The clinical pharmacist part, when we're managing the diseases and making sure patients are out of the hospital, as I said, we're hand-holding the patient. We actually see the patients every 2 to 4 weeks. Our visits are about 30 minutes for follow-ups and 60 minutes for initial visits, so we really have a lot of time to be able to coach the patient [and] empower them.

For something like diabetes, a lot of times the patients feel powerless when they get this diagnosis. They're always thinking, "Oh my gosh, I have to think about diabetes, my medications, how the blood sugars are, testing all the time, [and] what I put into my mouth every moment of the day."

They feel powerless, whereas we're able to break it down for them. We're able to be by their sides, be their coach, and let them be able to just think about parts of it at a time until they really understand the disease state, and they're like, "I got this. I have control of my body now."

Once they're controlled, they'll be able to say, for example, “Dr Vovan, I'm so happy to have had you. I'm on my own now. I can do this on my own.“ [They have] intermittent discussions and talks with their physician now, but the true learning part, they've got it down. That's how we help patients stay out of the hospital. The hospital, of course, is a very, very costly thing for patients.
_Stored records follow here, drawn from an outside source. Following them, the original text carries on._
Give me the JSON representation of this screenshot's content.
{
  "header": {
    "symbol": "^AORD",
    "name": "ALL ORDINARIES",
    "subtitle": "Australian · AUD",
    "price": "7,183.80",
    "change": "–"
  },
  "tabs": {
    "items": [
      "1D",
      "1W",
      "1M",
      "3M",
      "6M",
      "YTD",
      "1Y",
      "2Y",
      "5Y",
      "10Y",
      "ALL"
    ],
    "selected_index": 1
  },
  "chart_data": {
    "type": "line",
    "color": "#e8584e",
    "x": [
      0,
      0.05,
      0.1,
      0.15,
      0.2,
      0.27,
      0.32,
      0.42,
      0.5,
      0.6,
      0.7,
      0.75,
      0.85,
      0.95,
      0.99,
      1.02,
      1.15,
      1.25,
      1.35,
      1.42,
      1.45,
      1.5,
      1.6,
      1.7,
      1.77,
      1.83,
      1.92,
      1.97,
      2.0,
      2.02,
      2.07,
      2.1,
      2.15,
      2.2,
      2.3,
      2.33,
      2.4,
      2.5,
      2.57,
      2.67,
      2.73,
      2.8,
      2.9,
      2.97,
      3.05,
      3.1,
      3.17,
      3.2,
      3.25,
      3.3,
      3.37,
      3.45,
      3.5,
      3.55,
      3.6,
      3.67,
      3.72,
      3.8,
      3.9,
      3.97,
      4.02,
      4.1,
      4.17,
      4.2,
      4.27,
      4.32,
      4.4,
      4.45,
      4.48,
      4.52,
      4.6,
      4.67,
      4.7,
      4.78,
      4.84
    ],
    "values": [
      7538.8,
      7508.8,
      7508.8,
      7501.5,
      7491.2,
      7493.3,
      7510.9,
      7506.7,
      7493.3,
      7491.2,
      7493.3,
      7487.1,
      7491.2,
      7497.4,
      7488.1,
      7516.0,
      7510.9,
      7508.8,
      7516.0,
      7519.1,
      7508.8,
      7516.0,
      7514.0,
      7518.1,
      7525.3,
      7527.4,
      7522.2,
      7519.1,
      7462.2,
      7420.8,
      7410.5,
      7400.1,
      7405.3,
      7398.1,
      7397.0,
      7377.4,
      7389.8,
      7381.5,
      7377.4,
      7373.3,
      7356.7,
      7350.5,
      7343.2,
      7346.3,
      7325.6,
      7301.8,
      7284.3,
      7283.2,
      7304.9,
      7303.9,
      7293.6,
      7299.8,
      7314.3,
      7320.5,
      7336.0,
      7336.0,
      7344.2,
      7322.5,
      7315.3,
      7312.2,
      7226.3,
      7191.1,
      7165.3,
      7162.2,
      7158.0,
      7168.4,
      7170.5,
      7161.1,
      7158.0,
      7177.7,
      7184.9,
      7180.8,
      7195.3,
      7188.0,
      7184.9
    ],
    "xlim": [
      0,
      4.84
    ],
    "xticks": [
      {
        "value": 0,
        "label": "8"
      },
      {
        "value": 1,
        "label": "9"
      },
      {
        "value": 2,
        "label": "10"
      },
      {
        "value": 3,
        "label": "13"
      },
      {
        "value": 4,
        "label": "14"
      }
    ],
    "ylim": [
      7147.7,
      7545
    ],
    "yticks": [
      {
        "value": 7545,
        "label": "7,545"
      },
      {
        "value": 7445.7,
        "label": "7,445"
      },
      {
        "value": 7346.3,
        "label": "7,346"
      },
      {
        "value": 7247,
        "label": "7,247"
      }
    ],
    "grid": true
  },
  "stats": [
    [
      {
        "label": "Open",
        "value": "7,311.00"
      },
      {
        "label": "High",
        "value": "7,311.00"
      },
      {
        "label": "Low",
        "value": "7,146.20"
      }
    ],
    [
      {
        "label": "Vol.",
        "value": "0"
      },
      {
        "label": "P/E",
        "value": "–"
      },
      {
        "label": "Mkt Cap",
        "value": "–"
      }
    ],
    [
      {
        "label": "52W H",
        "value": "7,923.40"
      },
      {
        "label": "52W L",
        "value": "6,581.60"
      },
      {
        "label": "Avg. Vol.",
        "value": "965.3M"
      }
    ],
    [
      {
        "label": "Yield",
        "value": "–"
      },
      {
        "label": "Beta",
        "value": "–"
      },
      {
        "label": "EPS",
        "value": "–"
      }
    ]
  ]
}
Also, as I said, with medications, those are really costly, too. We have this purchasing program. I have 2 pharmacy technicians who screen through every order that the office would be ordering. Before it's submitted, they are looking at every cost-saving opportunity. Are the contracts connected? Is there a generic available? Can we do a smaller package size or a bigger package size so that there's more bang for our buck?

With everything that is screened, there shouldn't be any reason that it would bypass us. Our utilization management department is looking at the pricing as well, making sure that we're going to get reimbursed if we buy that medication. The cost of medications [is] getting really high, and sometimes the negotiations and the contracts with our health plans, the reimbursement, don't cover the medication, so we need to be on that contracting table to make sure that we are getting the right amount of reimbursement for what our costs are.